State Standards, the SAT, and Admission to the University of California

A new PACE policy brief, by Michal Kurlaender, University of California Davis, Eric Grodsky, University of Minnesota, Samuel J. Agronow, Saint Mary’s College of California and Catherine L. Horn, University of Huston.

Like most other universities in the country, the University of California (UC) requires that students submit scores from either the SAT or ACT exams as part of their application package. These tests have their origins in the efforts of a handful of elite colleges and universities to expand the socioeconomic diversity and enhance the academic promise of their admissions pools; to reduce the number of tests students must take to apply to college and the burden this places on both prospective students and postsecondary institutions; and to provide a means of comparing students who attend different schools with potentially different grading standards. Despite the appeal of a nationally standardized college entrance exam, critics have asserted that standardized college entrance exams (and the SAT in particular) suffer from several important flaws. These critics argue that the SAT does a poor job of predicting success in college conditional on student high school grades, is biased against women and under-represented minorities, is coachable and thus advantages more affluent families who can afford to pay for test instruction, imposes an additional hurdle on first-generation college students unfamiliar with the steps they must take to gain admission to a competitive college, and is disconnected from the content and performance standards for state K-12 educational systems.

In an increasingly K-16 policy environment, it is important to consider whether and how tests used to monitor the progress of students through secondary education might serve as a substitute for college entrance exams in the college admissions process. This analysis provides important evidence for reconsidering the decision to privilege college entrance exams over state mandated standardized exams for purposes of college admissions at public universities. The analysis in this brief reveals that the CST exam (required for all California high school students in the 11th grade) offers remarkably similar levels of predictive power in determining college performance, and persistence at UC, to that of the SAT.

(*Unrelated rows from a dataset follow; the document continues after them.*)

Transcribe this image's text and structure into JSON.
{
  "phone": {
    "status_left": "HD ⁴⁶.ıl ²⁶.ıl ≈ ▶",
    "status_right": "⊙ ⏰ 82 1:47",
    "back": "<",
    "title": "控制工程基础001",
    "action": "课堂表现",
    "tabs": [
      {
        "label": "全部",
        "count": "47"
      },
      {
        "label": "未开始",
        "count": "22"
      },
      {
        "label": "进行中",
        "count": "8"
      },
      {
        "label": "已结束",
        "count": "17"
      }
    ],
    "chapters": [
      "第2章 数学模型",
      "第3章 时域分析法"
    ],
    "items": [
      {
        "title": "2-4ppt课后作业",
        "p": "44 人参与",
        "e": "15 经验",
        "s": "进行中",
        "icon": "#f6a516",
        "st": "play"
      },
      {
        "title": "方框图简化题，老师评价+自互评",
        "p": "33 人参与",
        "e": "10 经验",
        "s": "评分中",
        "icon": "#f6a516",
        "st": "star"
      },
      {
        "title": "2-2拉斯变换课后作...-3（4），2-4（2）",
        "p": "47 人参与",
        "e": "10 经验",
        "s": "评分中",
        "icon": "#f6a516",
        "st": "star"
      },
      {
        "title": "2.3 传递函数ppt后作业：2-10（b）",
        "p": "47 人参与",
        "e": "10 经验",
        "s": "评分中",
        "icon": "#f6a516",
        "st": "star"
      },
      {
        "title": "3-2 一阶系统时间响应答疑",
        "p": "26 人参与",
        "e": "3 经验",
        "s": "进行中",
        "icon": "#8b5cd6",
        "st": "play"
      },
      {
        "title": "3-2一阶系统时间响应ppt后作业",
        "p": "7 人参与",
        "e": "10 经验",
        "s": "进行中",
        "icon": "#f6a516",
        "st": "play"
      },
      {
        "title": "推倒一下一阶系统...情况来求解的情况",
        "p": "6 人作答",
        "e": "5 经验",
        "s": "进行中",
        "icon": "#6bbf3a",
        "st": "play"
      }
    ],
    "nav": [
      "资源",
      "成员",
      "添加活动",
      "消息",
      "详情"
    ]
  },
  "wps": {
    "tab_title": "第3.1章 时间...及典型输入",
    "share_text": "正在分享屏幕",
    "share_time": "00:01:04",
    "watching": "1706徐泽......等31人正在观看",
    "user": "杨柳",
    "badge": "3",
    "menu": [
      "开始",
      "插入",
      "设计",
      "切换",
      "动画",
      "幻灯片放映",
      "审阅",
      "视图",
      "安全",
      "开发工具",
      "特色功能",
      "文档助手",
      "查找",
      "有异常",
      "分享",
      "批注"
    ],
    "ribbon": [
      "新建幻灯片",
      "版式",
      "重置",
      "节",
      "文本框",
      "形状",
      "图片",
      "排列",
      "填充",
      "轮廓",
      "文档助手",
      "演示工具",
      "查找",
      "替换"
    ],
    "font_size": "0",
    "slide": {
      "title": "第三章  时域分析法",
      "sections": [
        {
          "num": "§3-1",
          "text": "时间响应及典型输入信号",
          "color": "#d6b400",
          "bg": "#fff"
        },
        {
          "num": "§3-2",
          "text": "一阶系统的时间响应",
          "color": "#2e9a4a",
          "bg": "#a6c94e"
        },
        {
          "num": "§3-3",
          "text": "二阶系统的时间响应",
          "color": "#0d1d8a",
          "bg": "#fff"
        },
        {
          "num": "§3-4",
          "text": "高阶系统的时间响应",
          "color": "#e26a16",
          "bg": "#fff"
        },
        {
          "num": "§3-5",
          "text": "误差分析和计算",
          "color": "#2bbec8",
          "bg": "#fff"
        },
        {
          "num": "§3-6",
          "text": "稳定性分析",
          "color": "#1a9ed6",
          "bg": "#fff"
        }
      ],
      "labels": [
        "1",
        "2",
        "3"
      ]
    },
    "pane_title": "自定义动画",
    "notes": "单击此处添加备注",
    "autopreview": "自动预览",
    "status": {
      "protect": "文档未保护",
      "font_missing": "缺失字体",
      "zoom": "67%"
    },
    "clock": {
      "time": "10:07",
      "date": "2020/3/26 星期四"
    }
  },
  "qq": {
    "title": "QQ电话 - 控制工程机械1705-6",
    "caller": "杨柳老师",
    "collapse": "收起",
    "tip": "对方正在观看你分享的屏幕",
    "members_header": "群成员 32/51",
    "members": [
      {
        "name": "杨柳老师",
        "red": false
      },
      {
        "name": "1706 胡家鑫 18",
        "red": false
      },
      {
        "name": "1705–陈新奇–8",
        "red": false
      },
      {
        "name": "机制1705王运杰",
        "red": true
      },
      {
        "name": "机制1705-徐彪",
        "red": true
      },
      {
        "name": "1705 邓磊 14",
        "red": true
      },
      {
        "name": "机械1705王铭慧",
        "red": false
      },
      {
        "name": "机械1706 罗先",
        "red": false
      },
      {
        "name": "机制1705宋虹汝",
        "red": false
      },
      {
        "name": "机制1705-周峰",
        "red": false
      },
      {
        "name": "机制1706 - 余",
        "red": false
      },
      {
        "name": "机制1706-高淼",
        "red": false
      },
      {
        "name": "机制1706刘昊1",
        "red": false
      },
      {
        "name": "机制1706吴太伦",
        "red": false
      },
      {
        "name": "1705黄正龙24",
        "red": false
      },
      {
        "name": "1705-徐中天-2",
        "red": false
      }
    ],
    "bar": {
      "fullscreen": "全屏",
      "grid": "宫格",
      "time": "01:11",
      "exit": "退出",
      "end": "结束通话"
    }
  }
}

State Standards, the SAT, and Admission to the University of California

One comment so far

  • George Bohrnstedt December 6, 2011 at 5:57 pm

    While an interesting set of analyses is presented in this paper, it would seem important to have also included two additional analyses — models that would evaluate how well first year grades are predicted (1) from the SAT when controlling for CST scores and (2) from the CST when controlling for the SAT. That is, does either of these tests add explained variance when controlling for the other. These analyses would help in making a decision about whether the SATs are needed by admissions committees. Having stated this, isn’t it interesting that a general measure like the SAT does as well as the CSTs which were crafted to reflect the CA standards. This is not a point made in the paper. But by far the most interesting results (for me) have to do with the role of writing in the prediction of first year grades. This result fits with my own view of the importance of writing and should be shared with members of Congress as they consider re-authorizing ESEA. It is noteworthy that writing is NOT one of the tested subjects in the current NCLB, but as these results show, clearly should have been. And of course, writing should be added to the CST exam battery as well.